Like, I think you go back to the public visibility for the Slashdot story you told at the beginning of the episode was the motivation for folks to realize, like, we have to solve this problem. Sure. Like, I didn't want to go prioritize thinking through how to better sign images and prevent malicious mirrors from distributing malware potentially. But, like, thanks, Justin. Now you made everybody realize this is a thing, so we have to do it or else we look bad.

Justin: Well, that's why we give off the shelf stuff people can use. We don't want to shame people. We want to say, hey, look, here's a solution. A bunch of people are using it. Please use it as well. And come to our community meetings, ask us questions. A lways happy to talk.

Benjie: Speaking of which, when are your community meetings if I want to contribute or check out your CNCF projects? I know we've listed a lot, but if I wanted to learn more about this stuff, where do I find you, Justin?

Justin: We have community meetings. It's usually the first Friday of the month. And the TUF community meeting is from 10 to 11am, New York time. And the in-toto meeting is 11 to noon, New York time. And they both can be found on the CNCF calendar. The gittuf meeting usually follows them as well and would be on the OpenSSF calendar.

Benjie: Well, I mean, I feel like I've got another seven hours of questions for you, but unfortunately we're out of time.

Justin: I do want to mention one quick thing about the left-pad example. It wasn't somebody who put malicious software in. It's that the developer pulled the package down.

Marc: Right.

Justin: And that caused everything to crash.

Marc: That's a good clarification.

Justin: It may not matter to your point. I just want it like, because occasionally I say something wrong like that, and I'm really happy when people correct me so that I don't repeat it like a thousand times and everyone in the audience is like, wait a minute.

Marc: Yeah. I mean, I think the point is the supply chain. You're counting on these things to exist in the supply chain when it wasn't there. Your software is broken.

Justin: I'm not trying to nerd snipe you or anything.

Benjie: No, no, no.

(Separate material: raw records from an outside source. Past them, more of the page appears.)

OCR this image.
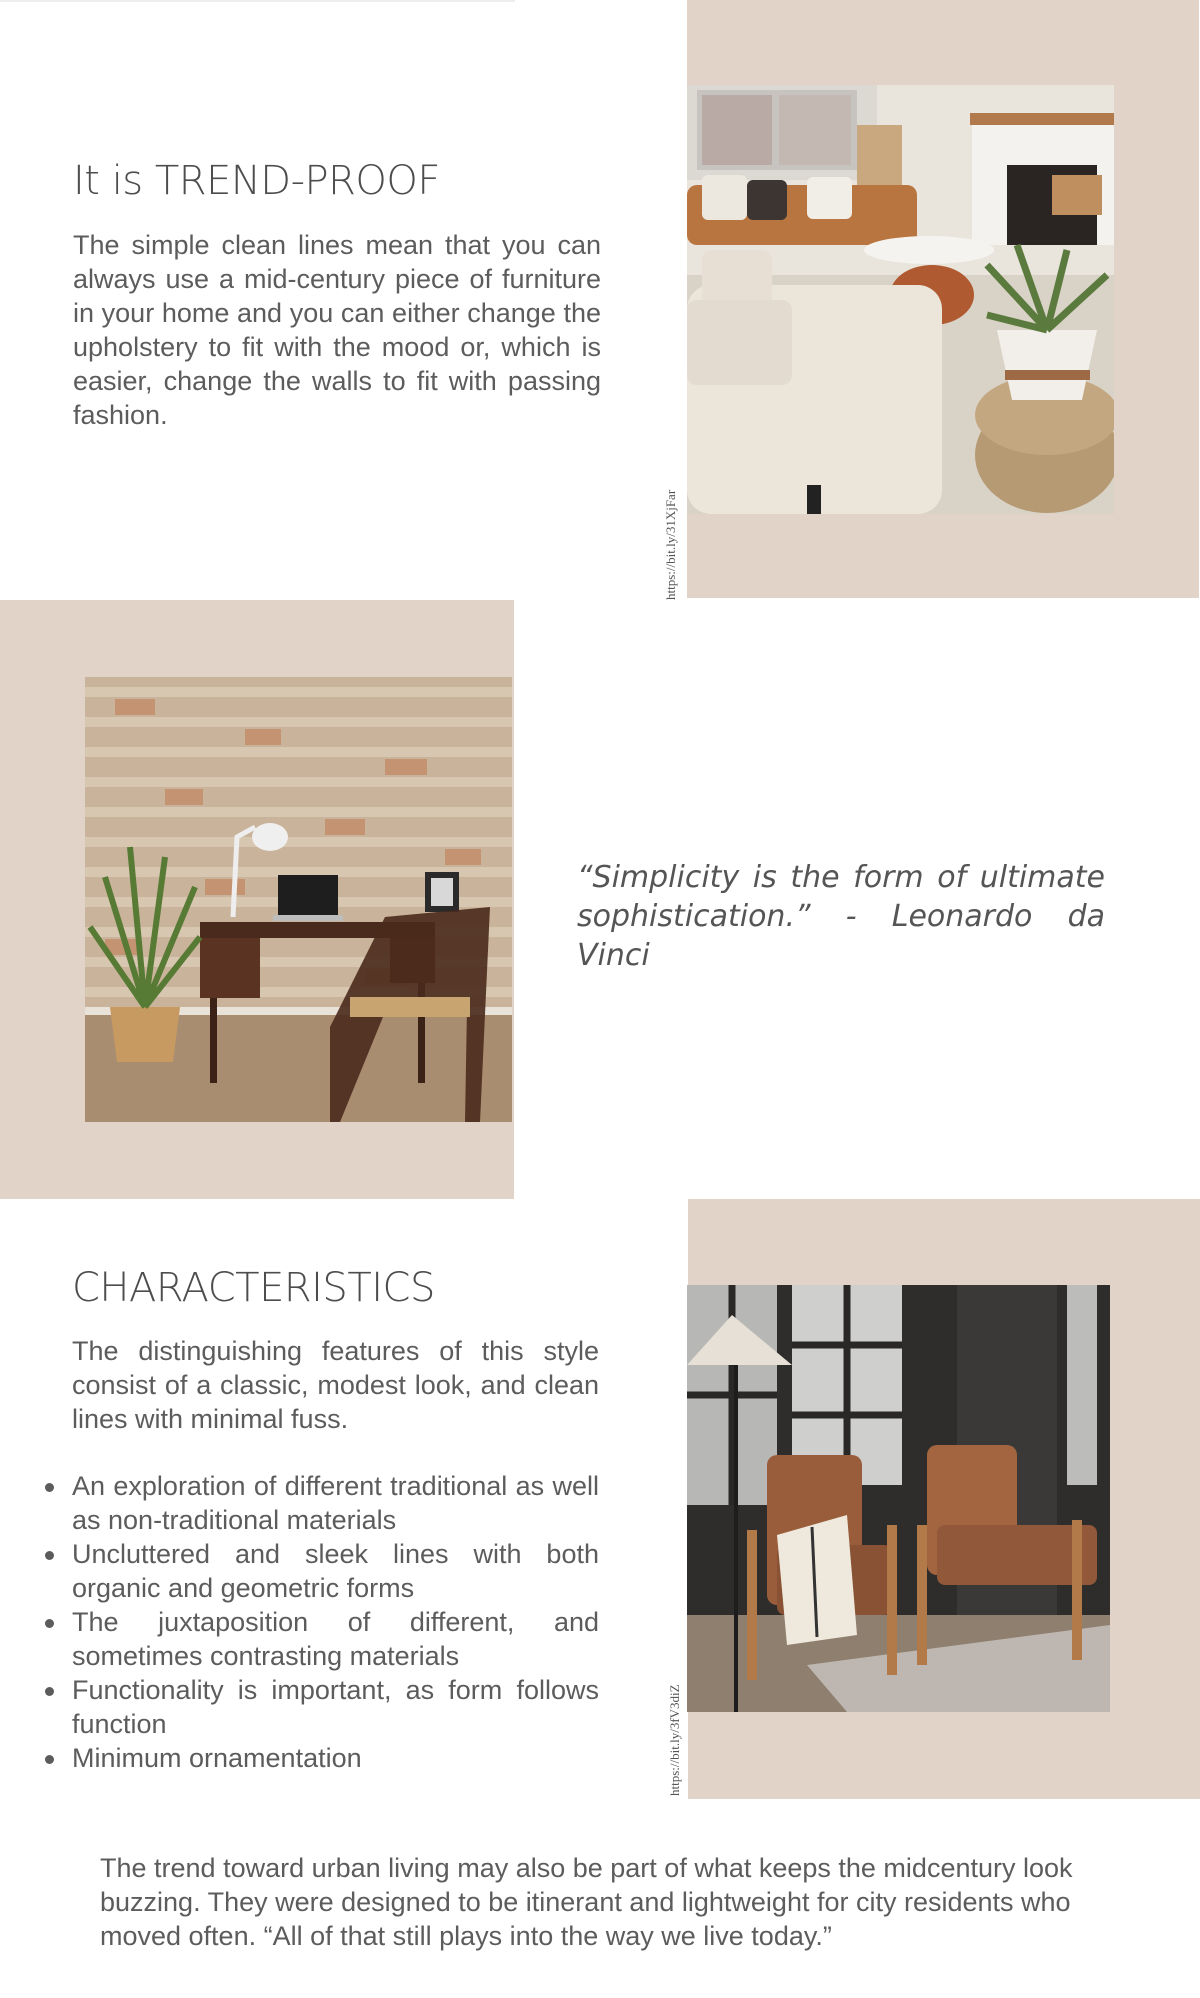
It is TREND-PROOF

The simple clean lines mean that you can always use a mid-century piece of furniture in your home and you can either change the upholstery to fit with the mood or, which is easier, change the walls to fit with passing fashion.

https://bit.ly/31XjFar

“Simplicity is the form of ultimate sophistication.” - Leonardo da Vinci

CHARACTERISTICS

The distinguishing features of this style consist of a classic, modest look, and clean lines with minimal fuss.

An exploration of different traditional as well as non-traditional materials
Uncluttered and sleek lines with both organic and geometric forms
The juxtaposition of different, and sometimes contrasting materials
Functionality is important, as form follows function
Minimum ornamentation	https://bit.ly/3fV3diZ

The trend toward urban living may also be part of what keeps the midcentury look buzzing. They were designed to be itinerant and lightweight for city residents who moved often. “All of that still plays into the way we live today.”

First off, thank you, but I do think it's an interesting thing because it's literally naming. It's like talking about, like, the point of the left-pad thing is that, like, for example, Shipyard. We got GitHub.com/shipyard. And the way we did that was I found the guy who had it before he canceled the org and then I immediately went on to GitHub and claimed it.

So, like, that's the problem with npm, right? I t's like a name squatting thing. And it's not necessarily malicious, but it can cause all kinds of unintended consequences. So that's a different issue that we should probably get into.

Marc: Supply chain security is, there's a lot of facets here.

Benjie: Justin, thank you so much for coming on. There's so much stuff to learn and dig into. I've got seven different tabs open of things I'm going to be researching.

I really appreciate the time and we look forward to having you back on and we're going to talk to you about some of this other security stuff. MCPtuf.

Justin: All right, awesome. Well, thank you so much, Benjie and Marc, it was terrific meeting you as well.